When sending out invitations, it is sufficient to simply state that the couple has "just married." Invitations to a reception only can be worded in a variety of creative and entertaining ways.

Content Summary

  • The first step in planning a wedding is to create individual guest lists for each ceremony and reception.
  • The night before the ceremony, once you've finalised the specifics, you can begin compiling a guest list.
  • Make a new guest list for the celebration.
  • If you want to keep track of who is coming to both the ceremony and the reception, you can do so by making two distinct guest lists.
  • Keep in mind that proper wedding etiquette dictates that you must invite all guests who attended the ceremony to the reception.
  • After finalising the two lists, you'll need to be firm with guests who were invited to the reception but not the ceremony.
  • If you make changes to your guest list more than once, you probably won't end up leaving out many people who are only there for the reception.
  • If your ceremony and reception are on different dates, you need not worry about any uncomfortable scheduling conflicts.
  • The final wording decision for an invitation to a reception only should be made based on individual preference.
  • In order to avoid anyone misinterpreting your invitations and missing your reception only wedding, it is important to include all the pertinent details in the right format.
  • Only the receptionist should compose the wedding invitation, which should specify the venue and the reason for the party.
  • Use the opportunity to specify that the ceremony has already taken place by wording the invitations as reception only if the two events are scheduled on different days.
  • Wording a wedding invitation for a reception only requires you to imply that the ceremony has already taken place by referring to the event as a celebration of your wedding.
  • Simply stating that you are "just married" on your invitation to a reception only event will make it clear that there will be no ceremony.
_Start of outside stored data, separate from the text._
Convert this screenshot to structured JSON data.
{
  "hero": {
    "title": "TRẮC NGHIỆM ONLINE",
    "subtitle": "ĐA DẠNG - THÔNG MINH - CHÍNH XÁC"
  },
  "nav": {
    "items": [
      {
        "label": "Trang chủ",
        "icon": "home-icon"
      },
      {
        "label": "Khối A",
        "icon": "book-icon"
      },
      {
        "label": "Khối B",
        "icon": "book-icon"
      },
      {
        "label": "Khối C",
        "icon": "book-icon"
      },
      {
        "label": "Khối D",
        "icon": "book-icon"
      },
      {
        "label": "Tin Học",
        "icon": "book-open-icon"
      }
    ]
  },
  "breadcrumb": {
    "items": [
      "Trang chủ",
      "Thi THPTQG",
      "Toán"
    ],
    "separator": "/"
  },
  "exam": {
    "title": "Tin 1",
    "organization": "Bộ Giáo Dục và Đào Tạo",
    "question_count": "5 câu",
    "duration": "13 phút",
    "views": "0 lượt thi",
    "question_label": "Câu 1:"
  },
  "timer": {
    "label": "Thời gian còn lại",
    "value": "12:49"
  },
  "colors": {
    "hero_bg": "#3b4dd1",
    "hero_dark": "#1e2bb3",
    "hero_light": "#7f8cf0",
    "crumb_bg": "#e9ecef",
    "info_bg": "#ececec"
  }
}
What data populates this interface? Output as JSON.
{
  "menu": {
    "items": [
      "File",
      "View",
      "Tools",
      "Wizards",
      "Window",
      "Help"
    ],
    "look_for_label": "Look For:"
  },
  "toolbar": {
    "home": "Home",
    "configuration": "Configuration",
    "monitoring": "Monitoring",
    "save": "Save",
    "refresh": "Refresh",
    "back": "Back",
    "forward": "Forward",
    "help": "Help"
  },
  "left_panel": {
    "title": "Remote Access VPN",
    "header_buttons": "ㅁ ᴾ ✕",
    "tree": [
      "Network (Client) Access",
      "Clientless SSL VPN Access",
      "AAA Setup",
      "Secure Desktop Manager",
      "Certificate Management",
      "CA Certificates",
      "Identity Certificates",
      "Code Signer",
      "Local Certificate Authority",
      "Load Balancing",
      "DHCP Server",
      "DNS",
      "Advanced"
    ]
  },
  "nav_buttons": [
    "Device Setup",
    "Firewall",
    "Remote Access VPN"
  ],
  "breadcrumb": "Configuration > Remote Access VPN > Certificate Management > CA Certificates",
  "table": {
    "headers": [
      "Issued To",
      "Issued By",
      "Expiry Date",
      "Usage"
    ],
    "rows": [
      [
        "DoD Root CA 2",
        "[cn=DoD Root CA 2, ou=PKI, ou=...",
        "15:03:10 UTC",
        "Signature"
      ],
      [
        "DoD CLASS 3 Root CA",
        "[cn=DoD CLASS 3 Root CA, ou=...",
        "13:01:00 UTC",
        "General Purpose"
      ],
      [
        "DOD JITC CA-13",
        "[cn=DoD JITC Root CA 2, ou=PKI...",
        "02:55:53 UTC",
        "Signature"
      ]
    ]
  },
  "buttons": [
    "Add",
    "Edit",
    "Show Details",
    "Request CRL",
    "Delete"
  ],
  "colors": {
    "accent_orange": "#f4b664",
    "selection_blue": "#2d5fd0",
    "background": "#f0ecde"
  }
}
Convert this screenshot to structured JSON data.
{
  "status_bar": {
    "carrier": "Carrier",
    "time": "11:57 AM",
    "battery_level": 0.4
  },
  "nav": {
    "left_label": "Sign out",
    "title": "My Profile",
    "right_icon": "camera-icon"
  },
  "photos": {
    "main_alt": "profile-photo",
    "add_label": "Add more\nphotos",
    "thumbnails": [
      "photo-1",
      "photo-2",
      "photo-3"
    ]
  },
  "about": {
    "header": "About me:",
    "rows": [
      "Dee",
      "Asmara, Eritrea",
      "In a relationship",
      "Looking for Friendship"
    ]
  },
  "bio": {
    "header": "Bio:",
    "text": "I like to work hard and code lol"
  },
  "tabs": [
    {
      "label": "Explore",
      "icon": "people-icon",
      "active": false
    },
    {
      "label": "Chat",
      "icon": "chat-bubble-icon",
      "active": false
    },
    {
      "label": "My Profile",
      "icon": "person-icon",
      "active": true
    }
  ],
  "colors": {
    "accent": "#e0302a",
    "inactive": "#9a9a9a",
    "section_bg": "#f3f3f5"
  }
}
  • Use "just married" as a creative yet informative header on the invitation, and then add, "Please join us to celebrate the newlyweds at a reception honouring their union.
  • There are a variety of fun and clever ways to word an invitation to a reception only, rather than the ceremony itself.
  • Last but not least, if the happy couple is big drinkers, consider including the phrase "wine and brews after the I dos" on the invitation for the reception only.
  • To let guests know that they are not attending a full wedding ceremony but rather a smaller celebration, just use the word "reception" in the invitation.